Twelve members of the congregation, including myself and my driver, now wash each other's feet. An aged husband and wife wash each other's feet. A brother and sister do the same, as do a younger married couple, and so on. Representatives of the whole community are among the twelve. This year my North American colleague witnessed it and was moved to tears. There are no sexual connotations in any of this in our rather puritanical Indian culture, and over the years there have been absolutely no snide comments or remarks.

This mutual foot washing has come to be the expeected way to celebrate this day and its special message.

So we say to each other in the context of Eucharist that we are there to serve and be served, to be ministers to and for each other. We welcome and applaud the person and personality of the other. We allow ourselves to be welcomed and applauded.
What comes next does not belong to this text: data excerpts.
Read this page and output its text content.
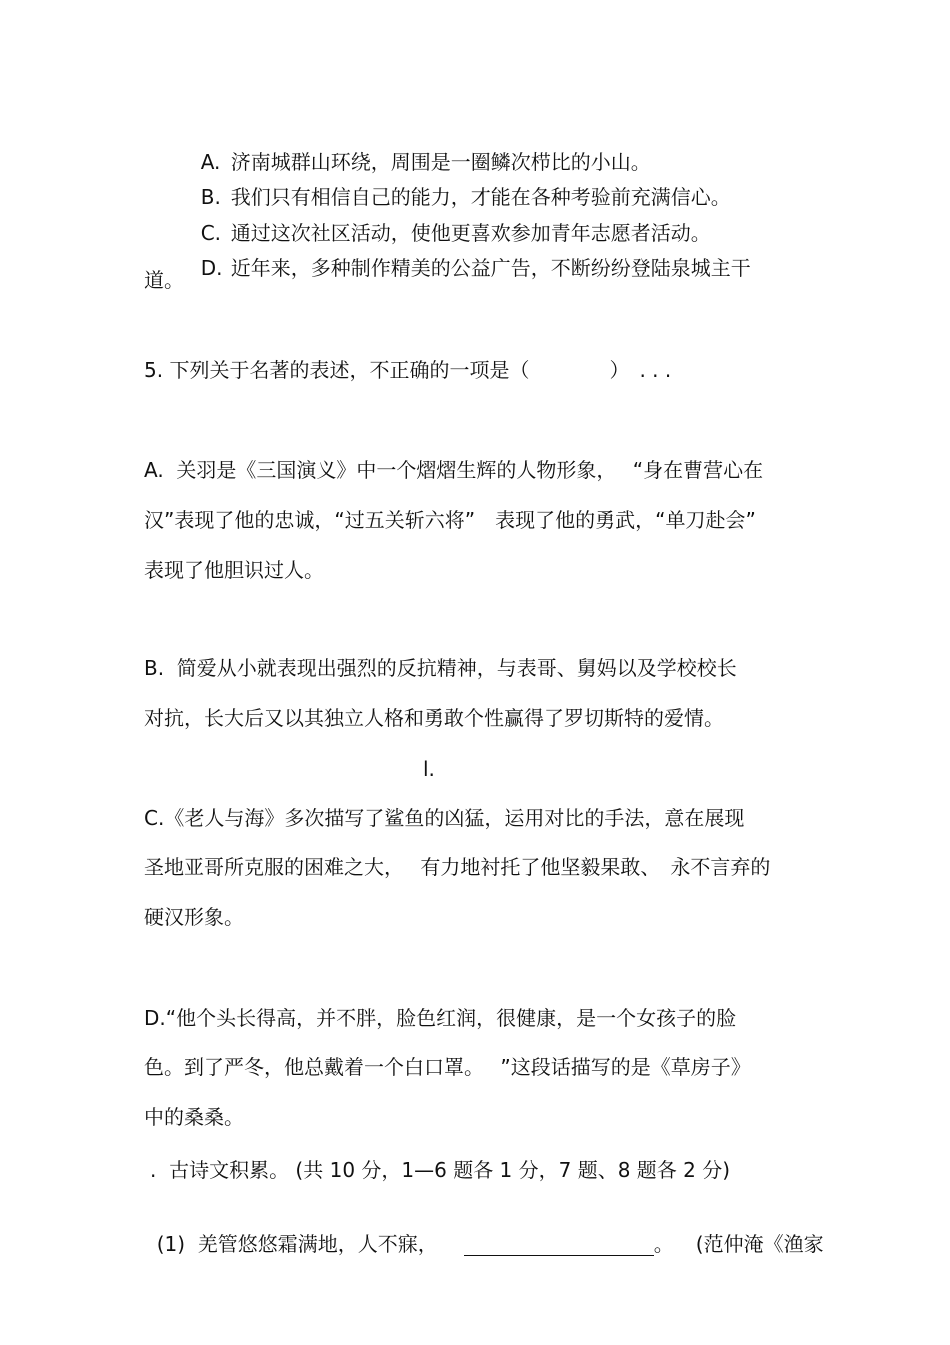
A. 济南城群山环绕，周围是一圈鳞次栉比的小山。

B. 我们只有相信自己的能力，才能在各种考验前充满信心。

C. 通过这次社区活动，使他更喜欢参加青年志愿者活动。

D. 近年来，多种制作精美的公益广告，不断纷纷登陆泉城主干

道。
5. 下列关于名著的表述，不正确的一项是（　　　　）　. . .
A.  关羽是《三国演义》中一个熠熠生辉的人物形象，　 “身在曹营心在
汉”表现了他的忠诚，“过五关斩六将”　表现了他的勇武，“单刀赴会”
表现了他胆识过人。
B.  简爱从小就表现出强烈的反抗精神，与表哥、舅妈以及学校校长
对抗，长大后又以其独立人格和勇敢个性赢得了罗切斯特的爱情。
l.
C.《老人与海》多次描写了鲨鱼的凶猛，运用对比的手法，意在展现
圣地亚哥所克服的困难之大，　 有力地衬托了他坚毅果敢、　永不言弃的
硬汉形象。
D.“他个头长得高，并不胖，脸色红润，很健康，是一个女孩子的脸
色。到了严冬，他总戴着一个白口罩。　 ”这段话描写的是《草房子》
中的桑桑。
.  古诗文积累。 (共 10 分，1—6 题各 1 分，7 题、8 题各 2 分)

(1)  羌管悠悠霜满地，人不寐，	。 (范仲淹《渔家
All of this takes place in a ceremony with which we are familiar and which we now incorporate into our Holy Thursday liturgy. It is a powerful moment and a powerful statement of meaning and purpose.

There is one other thing that I do regularly. I sit and read the gospel while simultaneously discussing it with the people. I relish using imagery from their everyday lives as I do this. We have good laughs together over the implications for a rural village of the Jesus way of life. We have very sober moments, too, along these same lines. The people tell me, frankly, and we do not do this easily in Indian society, that they miss me when I am not there, when the summer heat (which can reach 48 Celsius) forces me to find respite in other places.

I have one regret in all of this, that I am unable to live with the people on a permanent basis. My health and my teaching do not permit that. I am longing for a small group of religious, perhaps three all told, who will move into that village and be with and for the people, their genuine animators, who will help them to gain for themselves the abundant life that Jesus came to make possible. I need my people to understand, among other things, what they are entitled to under the constitution of India to begin with.

I want them to establish a Mahila Mandal, a women's association being promoted by the Indian government to assure that women's voices are being heard and their special needs met, which are usually involved with literacy and education issues. I want them to find dignity in meaningful work. In just a short time, Caritas India, hopes to use some 200 acres of the land into which Peti Chua is set for a watershed programme which will be a teaching centre for all of India and internationally. I hope that my people will be able to take their place in this monumental undertaking which I hope will be an additional source of authentic empowerment of them. In the interim, I hope to continue my small efforts at helping them to believe in themselves, in God's special love for them, and in my love for them as well.